Como começar a estudar para o próximo Exame de Ordem?

Recebi um e-mail de uma leitora cuja resposta mereceria ser coletiva e não individualizada. Com a devida autorização da remetente, reproduzo aqui seus questionamentos.

De: Adriana
Assunto: Exame 2010.3

Mensagem:

Maurício, você tem uma previsão da data do próximo exame?

Gostaria de um conselho, e tenho até vergonha de pedir, mas, vamos lá…

Cursei a faculdade meio que de qualquer jeito, entao estou super despreparada, sem saber por onde começar, para onde ir.

Não consigo fazer cursinho porque tenho uma filhinha de 1 ano, e nao tenho com quem deixa-la à noite, pois trabalho o dia todo.

Comprei uma coleção, do exame da ordem da editora método, e fico sempre na dúvida de como estudar, do que estudar, por onde começar, qual matéria tentar para a segunda fase???????

Sei que eu é que tenho que descobrir isso, mas gostaria de uma orientação sua.

Desde já agradeço a sua atenção e obrigada por tudo, pois sempre acompanho você,

um abraço,

Adriana.

Bom Adriana, vou responder de forma pontual para facilitar a compreensão do raciocínio.

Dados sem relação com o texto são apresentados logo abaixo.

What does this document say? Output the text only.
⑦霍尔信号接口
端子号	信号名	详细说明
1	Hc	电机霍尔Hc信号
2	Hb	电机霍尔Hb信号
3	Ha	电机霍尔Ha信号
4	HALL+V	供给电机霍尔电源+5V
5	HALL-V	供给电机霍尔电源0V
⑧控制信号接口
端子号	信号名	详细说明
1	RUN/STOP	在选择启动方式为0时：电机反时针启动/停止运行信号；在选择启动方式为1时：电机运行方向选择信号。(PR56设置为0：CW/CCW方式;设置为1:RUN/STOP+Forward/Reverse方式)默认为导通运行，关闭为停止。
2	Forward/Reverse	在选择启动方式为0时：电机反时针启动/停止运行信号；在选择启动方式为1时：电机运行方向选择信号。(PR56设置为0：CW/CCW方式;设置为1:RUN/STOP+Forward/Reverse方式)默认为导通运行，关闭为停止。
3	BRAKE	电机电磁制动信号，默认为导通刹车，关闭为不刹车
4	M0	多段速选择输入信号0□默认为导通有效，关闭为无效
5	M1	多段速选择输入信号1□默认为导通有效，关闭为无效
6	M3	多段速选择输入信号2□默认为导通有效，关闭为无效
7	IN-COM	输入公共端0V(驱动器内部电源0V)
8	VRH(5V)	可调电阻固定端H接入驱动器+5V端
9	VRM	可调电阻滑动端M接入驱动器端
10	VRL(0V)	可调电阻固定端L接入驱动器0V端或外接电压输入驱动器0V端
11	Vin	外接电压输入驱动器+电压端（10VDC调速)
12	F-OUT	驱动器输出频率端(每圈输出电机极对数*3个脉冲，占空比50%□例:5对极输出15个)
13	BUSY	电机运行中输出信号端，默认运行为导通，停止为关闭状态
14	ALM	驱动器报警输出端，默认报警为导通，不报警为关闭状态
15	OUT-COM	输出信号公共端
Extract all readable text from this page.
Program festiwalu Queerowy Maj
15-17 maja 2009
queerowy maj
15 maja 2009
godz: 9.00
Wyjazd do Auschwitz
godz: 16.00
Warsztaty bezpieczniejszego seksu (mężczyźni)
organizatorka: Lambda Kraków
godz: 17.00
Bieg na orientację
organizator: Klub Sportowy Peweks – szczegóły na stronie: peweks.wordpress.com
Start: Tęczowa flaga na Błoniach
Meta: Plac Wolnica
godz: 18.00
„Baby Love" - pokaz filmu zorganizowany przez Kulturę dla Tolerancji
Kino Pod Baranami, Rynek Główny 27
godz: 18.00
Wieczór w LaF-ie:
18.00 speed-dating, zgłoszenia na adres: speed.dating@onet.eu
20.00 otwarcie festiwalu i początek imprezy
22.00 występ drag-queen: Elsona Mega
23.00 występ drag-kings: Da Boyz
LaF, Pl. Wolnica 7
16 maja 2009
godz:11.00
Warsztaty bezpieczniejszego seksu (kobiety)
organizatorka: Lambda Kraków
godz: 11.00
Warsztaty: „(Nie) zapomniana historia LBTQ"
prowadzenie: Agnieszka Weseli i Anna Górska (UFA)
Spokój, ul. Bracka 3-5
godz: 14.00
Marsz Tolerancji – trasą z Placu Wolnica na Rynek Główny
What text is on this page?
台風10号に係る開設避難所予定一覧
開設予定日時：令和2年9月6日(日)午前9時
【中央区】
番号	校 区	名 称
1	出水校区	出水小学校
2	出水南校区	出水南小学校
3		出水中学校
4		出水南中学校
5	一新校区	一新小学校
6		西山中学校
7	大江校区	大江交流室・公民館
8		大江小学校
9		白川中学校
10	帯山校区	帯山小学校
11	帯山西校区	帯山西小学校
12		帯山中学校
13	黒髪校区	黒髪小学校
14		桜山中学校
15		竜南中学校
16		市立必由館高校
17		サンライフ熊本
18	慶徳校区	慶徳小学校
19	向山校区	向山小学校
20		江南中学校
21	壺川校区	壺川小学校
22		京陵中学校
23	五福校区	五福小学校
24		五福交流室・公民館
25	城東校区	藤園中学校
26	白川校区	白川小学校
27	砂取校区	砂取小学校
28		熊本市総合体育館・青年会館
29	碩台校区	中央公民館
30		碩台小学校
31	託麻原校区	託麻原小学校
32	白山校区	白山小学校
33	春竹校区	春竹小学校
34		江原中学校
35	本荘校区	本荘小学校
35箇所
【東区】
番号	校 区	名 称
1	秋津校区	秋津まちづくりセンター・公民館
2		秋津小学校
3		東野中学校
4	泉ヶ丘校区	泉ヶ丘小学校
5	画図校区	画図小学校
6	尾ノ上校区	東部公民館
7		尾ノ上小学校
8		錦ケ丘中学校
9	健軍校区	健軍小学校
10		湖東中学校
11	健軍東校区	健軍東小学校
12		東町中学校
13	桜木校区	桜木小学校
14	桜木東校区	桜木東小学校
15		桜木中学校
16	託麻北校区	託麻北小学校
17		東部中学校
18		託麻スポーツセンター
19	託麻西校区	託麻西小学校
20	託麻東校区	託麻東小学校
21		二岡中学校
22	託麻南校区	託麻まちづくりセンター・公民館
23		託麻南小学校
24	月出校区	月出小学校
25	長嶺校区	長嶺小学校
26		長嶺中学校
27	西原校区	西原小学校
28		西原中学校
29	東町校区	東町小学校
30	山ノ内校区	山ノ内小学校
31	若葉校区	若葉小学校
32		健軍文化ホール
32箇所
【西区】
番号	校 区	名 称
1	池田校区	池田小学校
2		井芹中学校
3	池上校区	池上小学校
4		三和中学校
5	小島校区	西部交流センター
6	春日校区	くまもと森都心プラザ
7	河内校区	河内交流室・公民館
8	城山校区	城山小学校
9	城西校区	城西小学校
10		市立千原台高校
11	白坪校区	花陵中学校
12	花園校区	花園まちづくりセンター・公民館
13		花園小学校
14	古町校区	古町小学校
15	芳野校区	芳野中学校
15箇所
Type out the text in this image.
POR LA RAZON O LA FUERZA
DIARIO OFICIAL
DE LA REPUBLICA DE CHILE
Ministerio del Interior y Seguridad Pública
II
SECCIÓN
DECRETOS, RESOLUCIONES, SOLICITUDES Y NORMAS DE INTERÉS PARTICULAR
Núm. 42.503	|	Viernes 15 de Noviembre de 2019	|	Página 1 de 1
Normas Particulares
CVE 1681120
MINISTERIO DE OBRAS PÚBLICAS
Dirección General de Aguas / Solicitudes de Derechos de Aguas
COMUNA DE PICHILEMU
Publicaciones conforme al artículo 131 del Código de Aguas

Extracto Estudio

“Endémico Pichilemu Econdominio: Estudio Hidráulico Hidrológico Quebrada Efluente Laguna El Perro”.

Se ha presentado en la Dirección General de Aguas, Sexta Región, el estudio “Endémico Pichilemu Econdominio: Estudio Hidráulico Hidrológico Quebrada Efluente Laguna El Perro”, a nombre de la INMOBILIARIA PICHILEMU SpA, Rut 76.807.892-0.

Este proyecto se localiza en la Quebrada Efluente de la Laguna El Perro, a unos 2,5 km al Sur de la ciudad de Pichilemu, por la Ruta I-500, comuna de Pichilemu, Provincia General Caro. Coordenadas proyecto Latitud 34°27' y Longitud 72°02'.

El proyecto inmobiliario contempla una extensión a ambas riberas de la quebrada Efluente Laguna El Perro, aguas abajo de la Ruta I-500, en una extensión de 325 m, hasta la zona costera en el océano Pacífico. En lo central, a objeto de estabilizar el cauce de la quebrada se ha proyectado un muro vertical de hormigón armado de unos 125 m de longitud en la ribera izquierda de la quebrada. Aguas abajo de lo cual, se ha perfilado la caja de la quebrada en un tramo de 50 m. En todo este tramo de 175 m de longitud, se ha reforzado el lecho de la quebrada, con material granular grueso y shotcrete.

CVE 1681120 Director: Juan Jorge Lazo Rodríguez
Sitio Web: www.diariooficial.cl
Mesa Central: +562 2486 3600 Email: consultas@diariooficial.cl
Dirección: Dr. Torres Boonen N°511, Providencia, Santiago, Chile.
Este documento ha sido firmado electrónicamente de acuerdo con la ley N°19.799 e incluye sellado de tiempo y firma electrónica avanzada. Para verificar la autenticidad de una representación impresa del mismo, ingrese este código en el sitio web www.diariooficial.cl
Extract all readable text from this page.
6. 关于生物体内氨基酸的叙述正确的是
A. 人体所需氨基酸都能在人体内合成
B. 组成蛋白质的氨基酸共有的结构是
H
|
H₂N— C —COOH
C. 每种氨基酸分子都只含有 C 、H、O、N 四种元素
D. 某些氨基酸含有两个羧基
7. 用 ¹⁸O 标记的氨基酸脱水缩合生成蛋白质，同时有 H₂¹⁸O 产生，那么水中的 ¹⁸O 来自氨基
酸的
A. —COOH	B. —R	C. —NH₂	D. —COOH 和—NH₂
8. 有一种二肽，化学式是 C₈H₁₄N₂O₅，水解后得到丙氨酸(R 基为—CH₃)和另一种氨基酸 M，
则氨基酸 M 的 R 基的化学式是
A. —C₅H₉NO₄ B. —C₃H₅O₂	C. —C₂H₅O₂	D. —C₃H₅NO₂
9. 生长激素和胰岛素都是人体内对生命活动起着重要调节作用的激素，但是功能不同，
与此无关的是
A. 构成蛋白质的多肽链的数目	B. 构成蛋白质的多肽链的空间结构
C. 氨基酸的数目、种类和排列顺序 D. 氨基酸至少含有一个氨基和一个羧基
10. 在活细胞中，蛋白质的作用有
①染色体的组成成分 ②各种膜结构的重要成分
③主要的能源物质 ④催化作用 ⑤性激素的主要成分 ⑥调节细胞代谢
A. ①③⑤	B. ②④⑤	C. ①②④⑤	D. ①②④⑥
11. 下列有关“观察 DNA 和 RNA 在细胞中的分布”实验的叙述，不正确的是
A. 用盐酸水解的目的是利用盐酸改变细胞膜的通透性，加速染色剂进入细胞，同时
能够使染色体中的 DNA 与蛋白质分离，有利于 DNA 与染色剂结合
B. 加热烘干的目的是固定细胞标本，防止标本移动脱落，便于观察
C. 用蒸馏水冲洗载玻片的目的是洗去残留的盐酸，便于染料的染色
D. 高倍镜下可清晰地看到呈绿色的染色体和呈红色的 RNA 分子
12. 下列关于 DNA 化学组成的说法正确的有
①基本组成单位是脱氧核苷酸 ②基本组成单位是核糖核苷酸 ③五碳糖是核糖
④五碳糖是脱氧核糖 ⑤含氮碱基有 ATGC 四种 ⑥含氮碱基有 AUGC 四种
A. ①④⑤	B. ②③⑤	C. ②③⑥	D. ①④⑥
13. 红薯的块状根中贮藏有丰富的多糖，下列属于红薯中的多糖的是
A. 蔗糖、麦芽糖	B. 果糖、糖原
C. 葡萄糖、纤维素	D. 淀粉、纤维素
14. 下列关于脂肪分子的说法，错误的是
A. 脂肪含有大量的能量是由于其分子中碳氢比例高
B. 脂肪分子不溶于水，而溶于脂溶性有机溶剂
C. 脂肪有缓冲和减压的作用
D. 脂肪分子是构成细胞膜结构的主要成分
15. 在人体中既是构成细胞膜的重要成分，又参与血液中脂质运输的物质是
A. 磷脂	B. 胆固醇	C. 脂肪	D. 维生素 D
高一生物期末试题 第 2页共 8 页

1 – Mauricio, você tem uma previsão da data do próximo exame?

Não. Pela lógica das datas é provável que a próxima prova seja no final de janeiro ou início de fevereiro, antes do carnaval. Mas sem a publicação do edital não dá para falar em datas.

2 – Gostaria de um conselho, e tenho até vergonha de pedir, mas, vamos lá…

O Blog está aqui para isso!!

3 – Cursei a faculdade meio que de qualquer jeito, entao estou super despreparada, sem saber por onde começar, para onde ir.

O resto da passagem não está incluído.